HARLINGEN — Open enrollment for health insurance this year is going to be a lot shorter.
The window in which you can enroll in the Affordable Care Act will be half the time that it usually is.
In previous years, open enrollment lasted until mid-January.
Now, with half the time to enroll, consumers will have to work quickly to make sure they are covered in the upcoming year.
Norbeto Gonzalez, program director at MHP Salud, formerly known as Migrant Health Promotion, said the short six-week period will make for a busy season.
Gonzalez said his organization is working on the logistics to meet the demands and needs of their consumers.
“Our main concern is getting our consumers enrolled during the open enrollment,” Gonzalez said.
Currently, Healthcare.gov allows people to window shop insurance policies to find the right one before the open enrollment date.
“I do advise for consumers to go online and create a profile so they can evaluate their options,” Gonzalez said.

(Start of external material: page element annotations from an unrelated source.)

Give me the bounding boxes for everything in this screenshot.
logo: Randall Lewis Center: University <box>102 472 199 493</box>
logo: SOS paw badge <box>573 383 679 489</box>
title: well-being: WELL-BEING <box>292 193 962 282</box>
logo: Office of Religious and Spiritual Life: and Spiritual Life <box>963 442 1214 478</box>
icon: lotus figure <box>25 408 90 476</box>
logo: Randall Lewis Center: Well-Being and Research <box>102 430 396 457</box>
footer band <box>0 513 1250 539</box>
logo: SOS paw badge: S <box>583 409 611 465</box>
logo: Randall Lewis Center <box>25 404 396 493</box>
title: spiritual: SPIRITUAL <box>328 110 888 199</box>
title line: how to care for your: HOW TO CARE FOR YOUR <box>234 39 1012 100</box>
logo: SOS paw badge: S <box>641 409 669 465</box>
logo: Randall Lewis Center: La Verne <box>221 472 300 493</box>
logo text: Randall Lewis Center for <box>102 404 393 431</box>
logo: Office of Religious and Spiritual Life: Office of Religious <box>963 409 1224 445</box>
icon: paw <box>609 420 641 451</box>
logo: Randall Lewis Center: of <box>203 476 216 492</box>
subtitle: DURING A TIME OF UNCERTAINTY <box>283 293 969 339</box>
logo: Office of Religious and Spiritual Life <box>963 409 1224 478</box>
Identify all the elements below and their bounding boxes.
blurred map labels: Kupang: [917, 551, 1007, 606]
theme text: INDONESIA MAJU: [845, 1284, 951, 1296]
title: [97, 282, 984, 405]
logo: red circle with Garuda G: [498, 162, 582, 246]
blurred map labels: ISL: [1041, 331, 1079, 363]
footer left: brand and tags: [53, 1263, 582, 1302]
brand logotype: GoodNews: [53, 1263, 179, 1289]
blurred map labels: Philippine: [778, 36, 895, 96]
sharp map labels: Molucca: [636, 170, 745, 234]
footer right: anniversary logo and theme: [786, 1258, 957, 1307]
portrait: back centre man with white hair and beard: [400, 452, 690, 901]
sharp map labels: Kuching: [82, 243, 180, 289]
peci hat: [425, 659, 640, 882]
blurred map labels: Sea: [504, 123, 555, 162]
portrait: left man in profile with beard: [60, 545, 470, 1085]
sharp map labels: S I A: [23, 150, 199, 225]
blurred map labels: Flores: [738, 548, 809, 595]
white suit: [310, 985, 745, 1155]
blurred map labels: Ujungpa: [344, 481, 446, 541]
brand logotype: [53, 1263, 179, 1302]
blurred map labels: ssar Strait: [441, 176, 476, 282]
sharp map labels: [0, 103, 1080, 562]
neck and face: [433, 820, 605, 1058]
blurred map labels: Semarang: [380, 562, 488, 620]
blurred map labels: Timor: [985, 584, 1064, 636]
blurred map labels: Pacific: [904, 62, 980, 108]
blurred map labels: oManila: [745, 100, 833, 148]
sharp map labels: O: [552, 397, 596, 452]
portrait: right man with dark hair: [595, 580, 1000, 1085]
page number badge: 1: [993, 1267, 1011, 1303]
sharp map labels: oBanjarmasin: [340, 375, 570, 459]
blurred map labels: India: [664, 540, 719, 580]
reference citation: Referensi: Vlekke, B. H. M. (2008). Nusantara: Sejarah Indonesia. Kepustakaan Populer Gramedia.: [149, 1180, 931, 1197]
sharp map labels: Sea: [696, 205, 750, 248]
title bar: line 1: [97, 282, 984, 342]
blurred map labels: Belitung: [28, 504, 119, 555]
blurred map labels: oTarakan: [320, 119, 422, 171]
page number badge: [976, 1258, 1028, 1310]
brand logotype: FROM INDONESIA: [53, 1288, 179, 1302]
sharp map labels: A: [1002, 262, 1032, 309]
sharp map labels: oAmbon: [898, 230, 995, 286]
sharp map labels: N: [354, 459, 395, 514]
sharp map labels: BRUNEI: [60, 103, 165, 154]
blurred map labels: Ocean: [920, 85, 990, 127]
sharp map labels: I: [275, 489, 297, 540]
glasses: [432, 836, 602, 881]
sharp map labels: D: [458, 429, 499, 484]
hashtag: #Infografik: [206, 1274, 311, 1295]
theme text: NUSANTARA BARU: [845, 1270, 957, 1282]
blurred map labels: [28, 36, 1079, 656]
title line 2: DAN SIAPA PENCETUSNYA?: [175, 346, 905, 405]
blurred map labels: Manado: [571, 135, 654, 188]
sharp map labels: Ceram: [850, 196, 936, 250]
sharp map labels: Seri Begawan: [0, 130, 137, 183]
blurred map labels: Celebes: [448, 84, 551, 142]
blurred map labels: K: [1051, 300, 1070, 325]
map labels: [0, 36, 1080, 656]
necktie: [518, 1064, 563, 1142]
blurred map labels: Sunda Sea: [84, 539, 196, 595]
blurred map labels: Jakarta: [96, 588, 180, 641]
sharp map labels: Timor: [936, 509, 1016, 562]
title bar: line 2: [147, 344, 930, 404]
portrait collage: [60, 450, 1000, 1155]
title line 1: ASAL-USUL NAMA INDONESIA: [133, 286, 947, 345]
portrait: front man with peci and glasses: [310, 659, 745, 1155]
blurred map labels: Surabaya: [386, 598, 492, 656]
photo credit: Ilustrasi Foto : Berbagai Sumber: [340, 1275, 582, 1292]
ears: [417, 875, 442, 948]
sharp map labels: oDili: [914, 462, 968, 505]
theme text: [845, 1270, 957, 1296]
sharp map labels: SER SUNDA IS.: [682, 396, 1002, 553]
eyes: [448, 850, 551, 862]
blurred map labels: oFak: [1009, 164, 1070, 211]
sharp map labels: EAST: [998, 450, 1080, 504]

Gonzalez said making the deadline will help those enrolled have control over their plan.
Karen Martinez is a district manager and licensed agent with the Freedom Insurance Company and advises people to enroll as soon as possible.
Those who miss the deadline will be allowed to enroll during the special enrollment period if they qualify for reasons such as getting married, having a baby or losing health coverage.
Martinez said insurers are now asking for proof in order to apply for special enrollment.
“Special enrollment is only 30 days, so it’s important to start quickly and don’t do it by mail,” Martinez said.
Martinez said items that are sent through mail can get lost, which could make the customer miss the deadline.
“Do everything electronically or fax it,” Martinez said. “It’s quicker and easier to track.”
Martinez said one of the biggest mistakes first-timers make when applying for health insurance is not accurately calculating their income.
Martinez said their cost for insurance will be off, which might seem great during the year, but come tax season consumers will be asked to pay the appropriate amount.
“Quotes are based off household size and income and if it’s done wrong, it could impact their tax return,” Martinez said.
Any changes to income or household size throughout the year must be reported.
Martinez advises anyone enrolling for the first time to meet with a specialist and provide pay stubs and tax returns to help the process go quickly.
“Enrolling is really time sensitive this year,” Martinez said.
Although each year the enrollment period has decreased, there has been a dramatic drop of uninsured residents in Cameron County — from 2014 to 2016.
In 2014, at 43.6 percent, Cameron County’s uninsured was almost double the state’s average of uninsured.
According to the Census Bureau, in 2016 that number dropped in Cameron County to 28.6 percent, while the state was at 18.6 percent.